Devant les yeux ébahis des génisses en liberté,
5 000 spectateurs ont fait le déplacement afin de célébrer,
dans la tradition, le plus vieux traité européen encore
en vigueur.
« Ce texte unit les Français et les Espagnols depuis plus
de 600 ans. Alors que nous nous entretuions pour des broutilles, il
a imposé une paix durable entre les Béarnais et les Navarrais.
» explique Dominique, originaire d'Oloron.
A ses côtés, Myriam, une touriste grenobloise, avoue être
là, davantage pour le spectacle que pour l'histoire, qu'elle
ignorait jusqu'à présent. « Je suis une accro du
folklore navarrais » confie-t-elle. A croire que tout est prévu
pour la contenter. Deux troupes traditionnelles espagnoles danseront
en costumes d'époque aux côtés de Dançar
en Barétous, des spécialistes du saut béarnais.
Traditions. Réunis devant la fameuse borne 262 qui marque la
frontière entre la France et l'Espagne, les élus prêtent
serment de respecter la Junte, de la même manière que leurs
homologues en 1375. « C'est une union entre frères de montagne
que nous célébrons aujourd'hui » souligne le maire
d'Isaba, avant d'ouvrir les festivités.
Parmi elles, « le tribut des trois vaches » remporte un
franc succès. Cette tradition consiste à faire venir une
quinzaine de génisses âgées de 2 ans. Les élus
navarrais en choisissent trois et soldent ainsi la dette des Français
qui traversent la frontière pour faire paître leurs troupeaux.
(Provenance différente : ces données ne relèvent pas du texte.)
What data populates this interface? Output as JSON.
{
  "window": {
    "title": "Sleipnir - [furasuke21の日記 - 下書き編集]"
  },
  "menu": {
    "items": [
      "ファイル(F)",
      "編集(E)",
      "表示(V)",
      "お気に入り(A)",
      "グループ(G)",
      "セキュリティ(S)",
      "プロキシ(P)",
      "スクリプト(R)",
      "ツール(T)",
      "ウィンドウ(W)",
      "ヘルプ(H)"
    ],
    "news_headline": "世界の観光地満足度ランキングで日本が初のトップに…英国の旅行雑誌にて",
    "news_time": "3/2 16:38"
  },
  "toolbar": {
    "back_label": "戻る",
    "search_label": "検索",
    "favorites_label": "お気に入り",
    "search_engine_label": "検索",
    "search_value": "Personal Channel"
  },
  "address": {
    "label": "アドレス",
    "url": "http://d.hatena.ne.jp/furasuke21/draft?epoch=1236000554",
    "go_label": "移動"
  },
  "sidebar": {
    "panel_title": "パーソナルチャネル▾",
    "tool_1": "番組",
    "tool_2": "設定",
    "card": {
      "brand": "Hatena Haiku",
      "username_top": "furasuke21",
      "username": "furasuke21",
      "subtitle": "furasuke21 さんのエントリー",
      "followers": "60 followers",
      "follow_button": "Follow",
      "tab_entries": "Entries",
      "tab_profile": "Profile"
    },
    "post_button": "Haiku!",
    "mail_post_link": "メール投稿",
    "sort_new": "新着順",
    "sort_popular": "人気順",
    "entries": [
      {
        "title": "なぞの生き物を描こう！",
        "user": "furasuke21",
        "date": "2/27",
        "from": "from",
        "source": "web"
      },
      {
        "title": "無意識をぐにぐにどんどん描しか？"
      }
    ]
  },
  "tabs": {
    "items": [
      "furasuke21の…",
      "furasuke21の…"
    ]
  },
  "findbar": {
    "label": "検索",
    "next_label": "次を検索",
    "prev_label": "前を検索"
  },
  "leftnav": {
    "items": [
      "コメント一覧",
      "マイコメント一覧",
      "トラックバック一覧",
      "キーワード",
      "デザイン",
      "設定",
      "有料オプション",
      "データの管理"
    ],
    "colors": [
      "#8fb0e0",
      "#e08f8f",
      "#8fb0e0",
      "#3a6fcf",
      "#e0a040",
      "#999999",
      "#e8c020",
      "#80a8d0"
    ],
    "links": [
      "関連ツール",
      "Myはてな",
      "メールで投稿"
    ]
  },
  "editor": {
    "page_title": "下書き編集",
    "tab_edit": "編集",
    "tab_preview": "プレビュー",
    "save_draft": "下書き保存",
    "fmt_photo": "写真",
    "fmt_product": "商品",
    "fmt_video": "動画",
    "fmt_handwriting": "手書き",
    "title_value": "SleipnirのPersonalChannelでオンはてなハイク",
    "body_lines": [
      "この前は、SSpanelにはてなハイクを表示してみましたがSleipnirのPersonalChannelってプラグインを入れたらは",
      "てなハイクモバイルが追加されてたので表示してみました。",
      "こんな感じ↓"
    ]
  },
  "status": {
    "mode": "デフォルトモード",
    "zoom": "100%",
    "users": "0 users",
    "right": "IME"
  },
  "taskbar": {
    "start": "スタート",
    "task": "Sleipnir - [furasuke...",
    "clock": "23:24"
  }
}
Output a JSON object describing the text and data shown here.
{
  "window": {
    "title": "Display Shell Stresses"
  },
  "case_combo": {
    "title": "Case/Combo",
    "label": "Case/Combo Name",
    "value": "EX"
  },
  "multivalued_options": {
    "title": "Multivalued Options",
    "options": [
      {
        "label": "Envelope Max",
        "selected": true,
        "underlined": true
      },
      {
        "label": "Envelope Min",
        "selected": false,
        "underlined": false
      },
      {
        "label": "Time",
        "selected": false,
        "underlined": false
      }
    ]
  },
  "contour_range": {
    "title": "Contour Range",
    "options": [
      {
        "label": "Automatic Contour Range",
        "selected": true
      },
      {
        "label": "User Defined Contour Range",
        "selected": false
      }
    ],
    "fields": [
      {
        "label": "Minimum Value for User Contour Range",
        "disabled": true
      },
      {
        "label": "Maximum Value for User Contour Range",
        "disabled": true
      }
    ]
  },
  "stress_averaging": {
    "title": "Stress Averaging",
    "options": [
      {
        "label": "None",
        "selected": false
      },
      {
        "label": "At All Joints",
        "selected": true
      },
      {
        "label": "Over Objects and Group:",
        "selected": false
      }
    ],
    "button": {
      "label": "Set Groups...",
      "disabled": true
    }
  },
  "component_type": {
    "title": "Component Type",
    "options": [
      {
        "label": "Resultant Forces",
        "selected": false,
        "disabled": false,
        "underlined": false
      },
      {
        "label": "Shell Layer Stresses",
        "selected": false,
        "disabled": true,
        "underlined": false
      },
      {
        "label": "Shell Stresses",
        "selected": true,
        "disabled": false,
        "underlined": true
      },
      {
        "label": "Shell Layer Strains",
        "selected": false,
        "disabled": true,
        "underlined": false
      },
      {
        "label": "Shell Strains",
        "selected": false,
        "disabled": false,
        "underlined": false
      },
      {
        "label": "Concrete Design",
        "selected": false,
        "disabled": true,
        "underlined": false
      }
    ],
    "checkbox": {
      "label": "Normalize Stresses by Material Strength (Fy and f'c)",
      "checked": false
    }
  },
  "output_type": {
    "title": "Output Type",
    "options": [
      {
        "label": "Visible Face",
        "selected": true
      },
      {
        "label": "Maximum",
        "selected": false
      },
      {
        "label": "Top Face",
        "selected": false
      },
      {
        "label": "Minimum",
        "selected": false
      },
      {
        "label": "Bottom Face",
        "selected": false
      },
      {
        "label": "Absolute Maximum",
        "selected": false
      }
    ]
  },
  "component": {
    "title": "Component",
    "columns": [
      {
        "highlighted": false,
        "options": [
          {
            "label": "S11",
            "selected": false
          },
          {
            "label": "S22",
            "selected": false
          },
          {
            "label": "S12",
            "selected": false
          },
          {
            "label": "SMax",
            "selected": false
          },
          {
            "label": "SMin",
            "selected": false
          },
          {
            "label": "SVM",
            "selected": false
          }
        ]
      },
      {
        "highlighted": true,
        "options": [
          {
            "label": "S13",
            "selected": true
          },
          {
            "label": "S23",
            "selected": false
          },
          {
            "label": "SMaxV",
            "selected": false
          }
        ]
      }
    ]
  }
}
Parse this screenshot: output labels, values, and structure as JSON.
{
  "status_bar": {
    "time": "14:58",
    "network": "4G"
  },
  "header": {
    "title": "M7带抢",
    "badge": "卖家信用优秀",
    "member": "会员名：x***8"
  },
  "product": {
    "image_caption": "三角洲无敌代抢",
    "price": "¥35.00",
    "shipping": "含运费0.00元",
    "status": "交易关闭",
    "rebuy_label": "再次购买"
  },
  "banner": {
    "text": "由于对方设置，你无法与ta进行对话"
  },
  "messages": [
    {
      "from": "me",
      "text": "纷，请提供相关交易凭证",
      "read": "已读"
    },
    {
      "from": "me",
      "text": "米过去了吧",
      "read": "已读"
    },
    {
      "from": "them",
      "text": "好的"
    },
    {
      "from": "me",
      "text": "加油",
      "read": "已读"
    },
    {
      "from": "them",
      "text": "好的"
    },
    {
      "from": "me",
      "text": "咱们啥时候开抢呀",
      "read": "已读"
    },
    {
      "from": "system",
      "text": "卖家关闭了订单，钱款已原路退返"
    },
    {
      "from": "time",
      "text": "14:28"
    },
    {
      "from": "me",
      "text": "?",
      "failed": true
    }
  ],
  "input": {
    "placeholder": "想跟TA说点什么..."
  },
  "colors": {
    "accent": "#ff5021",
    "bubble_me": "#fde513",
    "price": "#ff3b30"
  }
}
« Elles sont énormes ! » s'exclame Noémie,
une petite Paloise de 5 ans. Magnifiques, elles le sont sans conteste.
Mais le sort qu'on leur réserve aujourd'hui n'est plus le même
qu'en 1375, année de l'édit du traité de la Junte.
« Elles rentrent tranquillement sur leur pâturage de la
montagne de Lèche » précise leur éleveur,
Jean-Marc Sarlatte. « Autrefois, on les donnait aux Espagnols.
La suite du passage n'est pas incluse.